Two weeks earlier Chief Sitting Bull had been shot dead. After Wounded Knee the surviving Sioux and other Plains Indians effectively capitulated, did what they were told, and tried to adapt to life on reservations.

After two and a half hours and forty miles, I left the park and soon entered the town of Wall, named after the Badlands Wall, a sixty-mile line of rock formations, some of which I had just driven through.

WALL IS FAMOUS for a curious reason that has nothing to do with rocks. In 1931 a couple named Ted and Dorothy Hustead bought the only drugstore in the town, which had then a population of 326, all of whom were poor and had become poorer as they struggled to survive the Depression. The Husteads made this move for three reasons: Ted was qualified as a pharmacist and was tired of working for someone else; Ted’s father had died and left him three thousand dollars, enough to buy the drugstore; encouraged by two of Dorothy’s aunts who were Dominican nuns, Ted and Dorothy and their families prayed together and collectively decided that their taking on the pharmacy in Wall was God’s will.

The Husteads soon became popular in Wall, and Ted was pleased with his role as supplier of medicine to the community. But for five years the drugstore made very little profit. Too few people were buying the ice cream and soft drinks that American drugstores sold in those days, and Ted felt that he spent too much time staring out of the window looking for customers, and swatting flies. That year, 1936, the Husteads’ second child was born, and Ted worried about the privations he would put his young family through if he carried on with the drugstore.

On a Sunday afternoon that hot summer, Dorothy left Ted in the shop and went off for a nap. An hour later she came back. She hadn’t slept. She’d lain awake listening to the traffic on what was then Route 16A (now Interstate 90), and it had occurred to her that the people in those cars must be hot, and that they must want water. “Ice cold water,” she said. The Husteads had plenty of water and ice. Dorothy suggested that they put signs on the highway inviting passing motorists to come and get it for free.

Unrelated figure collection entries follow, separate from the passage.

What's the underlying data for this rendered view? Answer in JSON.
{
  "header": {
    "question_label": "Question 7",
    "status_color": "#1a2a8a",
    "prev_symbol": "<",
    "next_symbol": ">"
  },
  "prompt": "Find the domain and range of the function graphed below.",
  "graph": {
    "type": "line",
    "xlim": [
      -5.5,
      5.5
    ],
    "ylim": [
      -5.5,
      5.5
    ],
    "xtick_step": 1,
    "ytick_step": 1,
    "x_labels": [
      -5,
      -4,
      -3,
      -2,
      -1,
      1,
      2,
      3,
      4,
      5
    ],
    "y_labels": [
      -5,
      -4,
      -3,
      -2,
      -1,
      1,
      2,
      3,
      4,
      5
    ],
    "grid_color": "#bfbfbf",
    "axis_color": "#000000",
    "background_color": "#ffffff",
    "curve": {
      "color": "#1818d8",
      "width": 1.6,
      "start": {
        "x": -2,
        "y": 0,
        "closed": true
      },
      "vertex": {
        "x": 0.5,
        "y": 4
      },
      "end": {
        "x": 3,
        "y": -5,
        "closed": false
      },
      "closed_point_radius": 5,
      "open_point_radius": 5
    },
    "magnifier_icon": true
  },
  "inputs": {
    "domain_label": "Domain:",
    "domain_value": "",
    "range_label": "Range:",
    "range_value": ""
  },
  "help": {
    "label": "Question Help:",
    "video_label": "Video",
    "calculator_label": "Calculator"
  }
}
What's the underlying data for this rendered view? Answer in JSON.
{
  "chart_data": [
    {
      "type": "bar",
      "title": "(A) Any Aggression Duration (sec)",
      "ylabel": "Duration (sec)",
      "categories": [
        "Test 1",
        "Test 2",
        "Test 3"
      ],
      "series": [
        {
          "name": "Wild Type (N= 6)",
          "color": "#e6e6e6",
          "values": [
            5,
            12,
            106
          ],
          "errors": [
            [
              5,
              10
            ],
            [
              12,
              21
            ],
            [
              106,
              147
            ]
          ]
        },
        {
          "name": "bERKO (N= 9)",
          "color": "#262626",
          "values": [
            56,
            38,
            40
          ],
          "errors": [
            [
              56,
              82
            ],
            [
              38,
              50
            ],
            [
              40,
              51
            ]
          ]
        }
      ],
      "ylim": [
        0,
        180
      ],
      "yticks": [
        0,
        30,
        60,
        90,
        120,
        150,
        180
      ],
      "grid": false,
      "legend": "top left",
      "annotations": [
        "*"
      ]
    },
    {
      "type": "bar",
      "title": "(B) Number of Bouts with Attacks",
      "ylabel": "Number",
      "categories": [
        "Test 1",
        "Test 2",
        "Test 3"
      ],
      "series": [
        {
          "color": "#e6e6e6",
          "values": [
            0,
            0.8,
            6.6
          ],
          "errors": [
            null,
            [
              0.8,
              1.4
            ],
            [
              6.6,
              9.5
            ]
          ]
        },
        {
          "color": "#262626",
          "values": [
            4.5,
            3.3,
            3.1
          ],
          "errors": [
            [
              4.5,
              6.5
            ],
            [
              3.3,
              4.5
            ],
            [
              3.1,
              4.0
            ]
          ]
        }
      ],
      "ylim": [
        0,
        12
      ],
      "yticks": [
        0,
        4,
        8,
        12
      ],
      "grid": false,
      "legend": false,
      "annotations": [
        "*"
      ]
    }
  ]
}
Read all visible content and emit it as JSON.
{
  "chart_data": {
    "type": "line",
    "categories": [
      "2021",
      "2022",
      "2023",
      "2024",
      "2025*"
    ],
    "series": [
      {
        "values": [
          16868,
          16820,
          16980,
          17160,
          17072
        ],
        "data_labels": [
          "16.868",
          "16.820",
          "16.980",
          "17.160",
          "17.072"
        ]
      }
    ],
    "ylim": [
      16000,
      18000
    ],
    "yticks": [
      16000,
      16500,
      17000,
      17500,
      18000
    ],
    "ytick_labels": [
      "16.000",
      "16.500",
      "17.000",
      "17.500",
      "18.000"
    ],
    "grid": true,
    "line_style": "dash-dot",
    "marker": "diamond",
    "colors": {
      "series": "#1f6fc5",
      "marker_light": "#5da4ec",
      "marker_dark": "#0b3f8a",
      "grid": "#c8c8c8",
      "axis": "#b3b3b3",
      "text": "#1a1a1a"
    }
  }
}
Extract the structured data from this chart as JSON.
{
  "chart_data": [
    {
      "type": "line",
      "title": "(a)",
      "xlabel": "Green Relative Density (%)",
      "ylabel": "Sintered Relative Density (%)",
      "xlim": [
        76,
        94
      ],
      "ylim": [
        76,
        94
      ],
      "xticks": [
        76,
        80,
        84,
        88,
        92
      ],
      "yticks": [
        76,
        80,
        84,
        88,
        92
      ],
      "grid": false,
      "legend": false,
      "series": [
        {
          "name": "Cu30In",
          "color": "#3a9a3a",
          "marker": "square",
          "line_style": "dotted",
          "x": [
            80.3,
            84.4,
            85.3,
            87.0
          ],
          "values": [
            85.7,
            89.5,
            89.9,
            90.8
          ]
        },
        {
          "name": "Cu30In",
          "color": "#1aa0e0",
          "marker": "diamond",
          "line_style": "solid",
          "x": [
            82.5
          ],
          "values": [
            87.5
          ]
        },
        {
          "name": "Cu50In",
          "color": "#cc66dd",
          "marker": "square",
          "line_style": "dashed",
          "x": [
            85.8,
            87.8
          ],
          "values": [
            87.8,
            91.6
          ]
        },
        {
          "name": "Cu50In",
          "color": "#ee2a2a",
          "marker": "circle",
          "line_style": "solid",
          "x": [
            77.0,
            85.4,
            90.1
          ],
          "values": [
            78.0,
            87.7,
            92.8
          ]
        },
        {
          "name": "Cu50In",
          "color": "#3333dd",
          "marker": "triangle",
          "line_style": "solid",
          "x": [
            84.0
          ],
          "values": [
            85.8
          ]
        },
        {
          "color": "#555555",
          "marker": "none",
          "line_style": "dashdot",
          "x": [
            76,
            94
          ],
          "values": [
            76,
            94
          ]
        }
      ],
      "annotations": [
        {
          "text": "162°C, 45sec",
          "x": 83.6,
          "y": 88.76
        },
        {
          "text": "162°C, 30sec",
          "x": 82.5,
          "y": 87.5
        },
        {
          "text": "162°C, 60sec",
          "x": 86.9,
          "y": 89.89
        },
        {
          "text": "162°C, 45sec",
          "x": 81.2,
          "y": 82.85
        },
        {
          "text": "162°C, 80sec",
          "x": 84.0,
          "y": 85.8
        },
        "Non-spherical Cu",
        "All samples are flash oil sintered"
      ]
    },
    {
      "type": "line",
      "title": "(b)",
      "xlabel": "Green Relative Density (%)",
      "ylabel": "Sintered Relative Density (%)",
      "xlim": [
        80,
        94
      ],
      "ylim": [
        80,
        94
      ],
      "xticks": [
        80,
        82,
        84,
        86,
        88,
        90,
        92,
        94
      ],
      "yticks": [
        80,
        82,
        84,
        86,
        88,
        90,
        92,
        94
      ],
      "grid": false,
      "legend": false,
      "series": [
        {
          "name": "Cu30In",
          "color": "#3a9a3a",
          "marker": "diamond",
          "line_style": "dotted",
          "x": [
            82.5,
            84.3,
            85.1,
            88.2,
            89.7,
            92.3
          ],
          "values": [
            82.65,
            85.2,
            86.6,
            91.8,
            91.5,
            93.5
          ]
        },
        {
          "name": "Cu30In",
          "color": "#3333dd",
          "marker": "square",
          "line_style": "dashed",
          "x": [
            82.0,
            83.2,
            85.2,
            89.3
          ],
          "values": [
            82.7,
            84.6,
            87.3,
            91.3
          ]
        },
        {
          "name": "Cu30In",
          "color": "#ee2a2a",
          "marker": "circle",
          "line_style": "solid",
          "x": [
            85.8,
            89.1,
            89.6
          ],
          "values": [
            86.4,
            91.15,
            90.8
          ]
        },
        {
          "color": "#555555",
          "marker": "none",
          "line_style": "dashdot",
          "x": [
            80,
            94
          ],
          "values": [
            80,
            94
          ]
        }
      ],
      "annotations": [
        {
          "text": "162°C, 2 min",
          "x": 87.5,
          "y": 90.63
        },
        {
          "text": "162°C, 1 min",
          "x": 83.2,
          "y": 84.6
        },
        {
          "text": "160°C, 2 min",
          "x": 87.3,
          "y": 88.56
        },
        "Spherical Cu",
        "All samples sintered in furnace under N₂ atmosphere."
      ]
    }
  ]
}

The rest of the story is an archetypal example of the fulfillment of the American dream, and should long ago have been made into a film starring Doris Day and Jimmy Stewart. The Husteads acted on Dorothy’s idea the following weekend. Ted was skeptical, but before he and a helpful high-school boy had finished putting up signs on the highway, Dorothy was struggling to cope with the rush back at the shop. And, of course and crucially, many of the customers who came in for free water saw that the drugstore sold ice cream.

In 1982 Ted Hustead wrote about that day in 1936:

When the day was done, Dorothy and I were pooped. We sat in front of the store, watching the sun set, feeling a cool breeze come in off the prairie...

“Well, Ted,” Dorothy said to me, “I guess the ice water signs worked.”

The next summer, the staff at the store expanded to include eight girls who wore matching gingham-check dresses.

And now Wall Drug, still owned by Husteads, has much in common with a theme park. It has twenty thousand customers on a good day in summer, one million annually. It takes up a complete block on Main Street, sells almost everything, and, as well as a pharmacy, contains a 520-seat café, a museum, a chapel, Ted Hustead’s cowboy orchestra, an eighty-foot-long dinosaur, a creature called a jackalope made of fiberglass, the Chuck Wagon Quartet, and a replica of Mount Rushmore.

I parked in the immense and crowded car park and went in. Inside I wandered around, lost among thousands of others, all of us gazing glassily at stuff: lumps of rock, gold bracelets, cowboy hats. I bought some postcards, a chicken burger, and a Hershey bar—and before I left, I pressed a lever on the wall of the café and filled a plastic glass with free ice water.

I DROVE FAST along I-90, slowing a little to pay homage to John Rogers with a wave at the JR’s Bar and Grill sign, which rose out of the plain like a giraffe on the savanna. With Continental Stomp, a recording of a live concert by The Hot Club of Cowtown, in the CD player and the volume turned up, I covered the sixty miles to the junction with 83 in less than an hour.